STOCKHOLM (Reuters) – Sweden’s security service has detained a Swedish diplomat on suspicion of espionage, Swedish public television SVT reported on Tuesday, citing unidentified sources.
The security service (SAPO) said it had detained a person on suspicion of spying after an operation in the Stockholm area in the last few days, but declined to give further information.
“It is correct that we have a case where the suspicion is spying,” SAPO spokesperson Karin Lutz told Reuters. “One person has been taken into custody.”
SVT said the suspect had been posted at a number of embassies around the world and that the case was being handled by the national security unit at the Swedish Prosecution Authority.
Justice Minister Gunnar Strommer told SVT the government had been informed and that the person in custody was suspected “on reasonable grounds” of espionage. Reasonable grounds is the lower of two grades of suspicion in Sweden.
“The investigation has to be carried out and I don’t want to preempt it,” Strommer said in a statement to SVT.

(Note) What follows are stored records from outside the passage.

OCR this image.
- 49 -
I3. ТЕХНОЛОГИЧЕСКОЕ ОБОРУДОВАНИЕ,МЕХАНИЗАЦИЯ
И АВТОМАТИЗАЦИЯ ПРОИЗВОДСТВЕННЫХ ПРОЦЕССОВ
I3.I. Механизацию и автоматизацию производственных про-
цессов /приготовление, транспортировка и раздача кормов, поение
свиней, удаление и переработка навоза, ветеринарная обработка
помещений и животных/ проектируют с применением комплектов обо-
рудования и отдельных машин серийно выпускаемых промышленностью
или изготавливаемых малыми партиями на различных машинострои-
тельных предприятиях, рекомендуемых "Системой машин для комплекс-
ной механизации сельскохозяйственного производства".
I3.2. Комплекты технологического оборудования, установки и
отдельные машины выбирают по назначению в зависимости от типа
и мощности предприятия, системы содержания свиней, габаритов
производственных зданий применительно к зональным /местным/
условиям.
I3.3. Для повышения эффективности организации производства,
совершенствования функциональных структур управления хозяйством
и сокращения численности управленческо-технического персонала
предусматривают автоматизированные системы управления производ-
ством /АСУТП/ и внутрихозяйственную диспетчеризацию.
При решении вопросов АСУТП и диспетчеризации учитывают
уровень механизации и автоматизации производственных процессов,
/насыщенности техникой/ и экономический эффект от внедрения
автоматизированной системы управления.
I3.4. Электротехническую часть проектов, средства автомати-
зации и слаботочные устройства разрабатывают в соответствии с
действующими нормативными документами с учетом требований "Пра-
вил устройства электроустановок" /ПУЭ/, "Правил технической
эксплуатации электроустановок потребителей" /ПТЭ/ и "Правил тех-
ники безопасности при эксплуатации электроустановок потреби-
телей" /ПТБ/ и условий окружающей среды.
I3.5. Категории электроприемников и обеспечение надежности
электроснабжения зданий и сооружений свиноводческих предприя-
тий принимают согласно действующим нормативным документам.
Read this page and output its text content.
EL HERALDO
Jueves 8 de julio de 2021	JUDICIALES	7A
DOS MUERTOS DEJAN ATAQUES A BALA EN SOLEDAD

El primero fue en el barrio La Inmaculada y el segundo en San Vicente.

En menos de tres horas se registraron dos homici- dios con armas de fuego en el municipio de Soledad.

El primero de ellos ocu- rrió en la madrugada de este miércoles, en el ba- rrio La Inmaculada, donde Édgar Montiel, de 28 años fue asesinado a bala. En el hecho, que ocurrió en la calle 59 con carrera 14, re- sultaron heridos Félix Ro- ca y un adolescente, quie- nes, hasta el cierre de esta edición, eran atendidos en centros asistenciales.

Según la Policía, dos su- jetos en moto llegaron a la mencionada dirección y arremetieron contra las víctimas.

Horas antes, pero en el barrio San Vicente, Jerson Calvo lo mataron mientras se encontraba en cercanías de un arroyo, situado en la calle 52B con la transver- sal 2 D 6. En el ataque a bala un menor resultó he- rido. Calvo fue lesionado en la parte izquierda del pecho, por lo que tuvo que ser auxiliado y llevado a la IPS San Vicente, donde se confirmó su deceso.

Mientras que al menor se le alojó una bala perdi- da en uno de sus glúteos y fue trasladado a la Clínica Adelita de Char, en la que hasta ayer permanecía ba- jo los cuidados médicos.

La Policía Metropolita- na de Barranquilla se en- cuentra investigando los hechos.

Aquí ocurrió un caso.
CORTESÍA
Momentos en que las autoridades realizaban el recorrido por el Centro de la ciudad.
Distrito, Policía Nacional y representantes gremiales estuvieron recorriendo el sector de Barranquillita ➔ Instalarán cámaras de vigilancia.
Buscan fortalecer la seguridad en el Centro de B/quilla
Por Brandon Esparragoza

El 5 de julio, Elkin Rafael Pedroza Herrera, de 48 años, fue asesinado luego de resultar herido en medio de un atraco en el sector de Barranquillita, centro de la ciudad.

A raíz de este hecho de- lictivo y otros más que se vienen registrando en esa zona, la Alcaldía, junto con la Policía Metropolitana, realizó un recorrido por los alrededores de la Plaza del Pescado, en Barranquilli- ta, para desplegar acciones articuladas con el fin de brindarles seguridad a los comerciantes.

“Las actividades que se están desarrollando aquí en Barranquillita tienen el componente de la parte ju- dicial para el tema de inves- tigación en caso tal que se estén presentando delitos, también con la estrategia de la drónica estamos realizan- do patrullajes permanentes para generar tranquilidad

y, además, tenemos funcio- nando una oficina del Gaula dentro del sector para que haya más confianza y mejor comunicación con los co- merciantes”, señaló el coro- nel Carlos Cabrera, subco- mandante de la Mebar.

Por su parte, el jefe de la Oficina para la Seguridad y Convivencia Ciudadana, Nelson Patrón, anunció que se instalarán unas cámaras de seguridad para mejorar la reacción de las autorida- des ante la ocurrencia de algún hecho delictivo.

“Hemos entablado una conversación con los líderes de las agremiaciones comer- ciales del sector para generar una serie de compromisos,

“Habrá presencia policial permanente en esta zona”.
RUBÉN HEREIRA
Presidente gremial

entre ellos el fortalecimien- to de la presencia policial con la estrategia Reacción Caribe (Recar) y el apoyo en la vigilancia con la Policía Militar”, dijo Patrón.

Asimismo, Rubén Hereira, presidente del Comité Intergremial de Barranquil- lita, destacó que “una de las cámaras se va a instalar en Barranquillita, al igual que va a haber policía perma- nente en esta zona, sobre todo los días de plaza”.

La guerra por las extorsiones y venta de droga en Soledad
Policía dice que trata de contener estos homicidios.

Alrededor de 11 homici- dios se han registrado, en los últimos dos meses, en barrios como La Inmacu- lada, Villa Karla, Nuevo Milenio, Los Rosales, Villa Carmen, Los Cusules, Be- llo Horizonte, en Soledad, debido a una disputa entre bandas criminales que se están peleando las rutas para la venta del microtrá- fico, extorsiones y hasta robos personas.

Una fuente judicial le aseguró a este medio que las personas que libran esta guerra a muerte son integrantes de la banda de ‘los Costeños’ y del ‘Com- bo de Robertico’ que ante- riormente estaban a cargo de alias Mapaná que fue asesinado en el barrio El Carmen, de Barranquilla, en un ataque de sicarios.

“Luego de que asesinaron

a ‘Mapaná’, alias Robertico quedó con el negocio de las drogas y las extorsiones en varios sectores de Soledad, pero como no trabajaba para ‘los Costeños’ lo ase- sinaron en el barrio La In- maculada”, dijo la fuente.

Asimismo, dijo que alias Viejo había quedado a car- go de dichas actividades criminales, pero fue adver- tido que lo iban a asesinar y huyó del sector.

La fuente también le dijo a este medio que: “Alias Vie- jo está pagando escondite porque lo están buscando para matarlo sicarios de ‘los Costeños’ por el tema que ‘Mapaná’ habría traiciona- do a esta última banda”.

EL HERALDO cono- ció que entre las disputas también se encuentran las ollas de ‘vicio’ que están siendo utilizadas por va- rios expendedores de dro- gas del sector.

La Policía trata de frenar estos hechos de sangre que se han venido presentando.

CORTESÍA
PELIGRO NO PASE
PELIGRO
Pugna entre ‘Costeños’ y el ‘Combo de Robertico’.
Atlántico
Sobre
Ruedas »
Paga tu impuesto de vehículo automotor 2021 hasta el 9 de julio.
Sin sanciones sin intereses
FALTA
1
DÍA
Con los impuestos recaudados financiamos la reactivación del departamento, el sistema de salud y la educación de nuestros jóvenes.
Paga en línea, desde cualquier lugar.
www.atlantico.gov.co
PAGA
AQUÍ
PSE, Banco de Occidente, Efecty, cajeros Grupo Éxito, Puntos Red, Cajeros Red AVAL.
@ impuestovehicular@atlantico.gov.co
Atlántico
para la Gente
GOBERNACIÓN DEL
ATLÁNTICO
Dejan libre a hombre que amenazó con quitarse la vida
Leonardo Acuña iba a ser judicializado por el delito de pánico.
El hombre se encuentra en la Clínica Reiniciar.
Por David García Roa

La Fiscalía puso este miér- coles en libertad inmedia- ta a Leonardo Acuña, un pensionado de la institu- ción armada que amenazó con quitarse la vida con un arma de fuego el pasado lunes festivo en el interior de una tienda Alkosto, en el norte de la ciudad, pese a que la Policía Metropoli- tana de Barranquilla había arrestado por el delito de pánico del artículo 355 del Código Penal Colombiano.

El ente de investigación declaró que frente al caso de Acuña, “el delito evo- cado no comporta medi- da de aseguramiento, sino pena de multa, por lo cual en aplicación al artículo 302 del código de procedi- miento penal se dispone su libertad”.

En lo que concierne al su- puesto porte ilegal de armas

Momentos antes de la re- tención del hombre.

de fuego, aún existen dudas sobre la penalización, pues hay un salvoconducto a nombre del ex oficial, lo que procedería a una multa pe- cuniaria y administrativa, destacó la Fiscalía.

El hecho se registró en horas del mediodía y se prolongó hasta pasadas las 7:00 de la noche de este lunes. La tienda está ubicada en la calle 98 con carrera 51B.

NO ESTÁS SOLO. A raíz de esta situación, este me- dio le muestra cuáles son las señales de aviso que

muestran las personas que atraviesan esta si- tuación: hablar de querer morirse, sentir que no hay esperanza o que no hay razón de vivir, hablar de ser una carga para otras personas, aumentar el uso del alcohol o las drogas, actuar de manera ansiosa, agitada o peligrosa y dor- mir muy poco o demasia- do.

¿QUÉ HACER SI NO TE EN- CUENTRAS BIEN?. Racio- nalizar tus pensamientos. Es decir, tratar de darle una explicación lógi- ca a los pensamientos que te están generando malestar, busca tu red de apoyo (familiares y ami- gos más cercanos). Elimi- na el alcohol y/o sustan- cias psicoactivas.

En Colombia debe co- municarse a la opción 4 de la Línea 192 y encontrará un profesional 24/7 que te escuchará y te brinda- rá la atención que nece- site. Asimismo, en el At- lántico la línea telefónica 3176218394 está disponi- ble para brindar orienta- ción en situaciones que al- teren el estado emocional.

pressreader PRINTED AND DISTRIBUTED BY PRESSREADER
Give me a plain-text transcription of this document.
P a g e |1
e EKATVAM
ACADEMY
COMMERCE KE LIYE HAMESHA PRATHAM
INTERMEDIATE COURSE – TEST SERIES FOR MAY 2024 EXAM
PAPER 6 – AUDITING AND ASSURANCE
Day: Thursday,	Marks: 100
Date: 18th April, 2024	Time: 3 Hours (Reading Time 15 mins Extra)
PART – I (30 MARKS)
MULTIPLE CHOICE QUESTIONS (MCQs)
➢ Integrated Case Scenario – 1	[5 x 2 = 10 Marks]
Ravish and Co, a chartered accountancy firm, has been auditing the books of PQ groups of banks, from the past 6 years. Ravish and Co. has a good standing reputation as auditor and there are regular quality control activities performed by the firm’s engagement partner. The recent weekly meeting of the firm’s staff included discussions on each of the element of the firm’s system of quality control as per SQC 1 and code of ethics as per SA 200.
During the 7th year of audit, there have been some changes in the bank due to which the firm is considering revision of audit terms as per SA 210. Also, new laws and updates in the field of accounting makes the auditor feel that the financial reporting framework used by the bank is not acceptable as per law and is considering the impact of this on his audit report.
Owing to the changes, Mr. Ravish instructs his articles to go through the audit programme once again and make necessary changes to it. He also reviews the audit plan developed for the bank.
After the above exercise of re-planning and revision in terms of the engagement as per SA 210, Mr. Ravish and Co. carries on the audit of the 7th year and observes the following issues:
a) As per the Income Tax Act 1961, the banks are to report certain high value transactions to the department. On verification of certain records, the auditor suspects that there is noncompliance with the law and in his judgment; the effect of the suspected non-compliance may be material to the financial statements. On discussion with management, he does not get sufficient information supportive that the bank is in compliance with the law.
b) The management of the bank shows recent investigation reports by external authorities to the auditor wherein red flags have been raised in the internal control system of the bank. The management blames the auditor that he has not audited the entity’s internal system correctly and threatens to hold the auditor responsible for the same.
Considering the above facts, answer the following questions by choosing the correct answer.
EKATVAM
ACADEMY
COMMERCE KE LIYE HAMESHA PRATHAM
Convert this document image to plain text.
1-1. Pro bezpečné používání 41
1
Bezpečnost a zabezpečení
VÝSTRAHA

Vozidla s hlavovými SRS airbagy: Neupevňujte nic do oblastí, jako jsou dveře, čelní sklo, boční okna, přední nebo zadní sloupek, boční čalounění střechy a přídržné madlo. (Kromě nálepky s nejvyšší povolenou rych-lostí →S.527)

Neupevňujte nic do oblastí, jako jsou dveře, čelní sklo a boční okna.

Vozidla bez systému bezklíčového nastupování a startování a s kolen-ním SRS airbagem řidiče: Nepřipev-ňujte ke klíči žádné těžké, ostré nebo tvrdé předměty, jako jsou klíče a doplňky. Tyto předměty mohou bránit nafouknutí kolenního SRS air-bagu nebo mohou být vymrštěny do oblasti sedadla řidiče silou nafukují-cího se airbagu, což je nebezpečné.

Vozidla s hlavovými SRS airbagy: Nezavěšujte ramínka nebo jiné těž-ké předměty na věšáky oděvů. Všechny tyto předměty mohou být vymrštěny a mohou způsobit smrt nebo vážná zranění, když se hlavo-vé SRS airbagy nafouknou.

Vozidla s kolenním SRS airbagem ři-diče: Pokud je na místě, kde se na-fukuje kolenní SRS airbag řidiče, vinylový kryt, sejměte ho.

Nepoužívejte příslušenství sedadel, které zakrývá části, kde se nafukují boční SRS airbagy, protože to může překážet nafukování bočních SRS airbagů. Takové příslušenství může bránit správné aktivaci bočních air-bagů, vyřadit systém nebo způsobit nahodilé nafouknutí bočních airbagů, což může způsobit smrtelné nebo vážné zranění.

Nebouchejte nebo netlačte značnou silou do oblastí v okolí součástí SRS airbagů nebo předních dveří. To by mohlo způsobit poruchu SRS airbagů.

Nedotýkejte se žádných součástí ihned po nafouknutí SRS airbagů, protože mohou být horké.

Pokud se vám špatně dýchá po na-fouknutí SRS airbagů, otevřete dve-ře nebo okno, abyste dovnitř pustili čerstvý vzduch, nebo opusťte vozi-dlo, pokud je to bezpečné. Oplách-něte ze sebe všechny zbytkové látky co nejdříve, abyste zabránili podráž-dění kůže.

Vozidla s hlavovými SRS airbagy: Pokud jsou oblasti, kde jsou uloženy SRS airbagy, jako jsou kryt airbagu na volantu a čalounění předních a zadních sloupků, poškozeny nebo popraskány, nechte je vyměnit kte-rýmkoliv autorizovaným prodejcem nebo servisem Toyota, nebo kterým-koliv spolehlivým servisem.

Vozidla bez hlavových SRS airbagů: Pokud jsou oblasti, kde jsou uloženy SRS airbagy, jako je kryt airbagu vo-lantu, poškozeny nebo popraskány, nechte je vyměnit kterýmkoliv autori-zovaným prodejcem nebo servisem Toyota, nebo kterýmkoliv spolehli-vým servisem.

Anton Strand, the lawyer appointed to defend the person in custody, declined to comment.
Swedish authorities have fretted in recent years about increasing threats from both foreign powers like Russia, China and Iran and groups engaging in actions ranging from violent attacks and hybrid warfare to corporate espionage.
SAPO in March this year warned that foreign powers are operating in ways that threaten security, using hybrid activities to destabilise Sweden and Europe.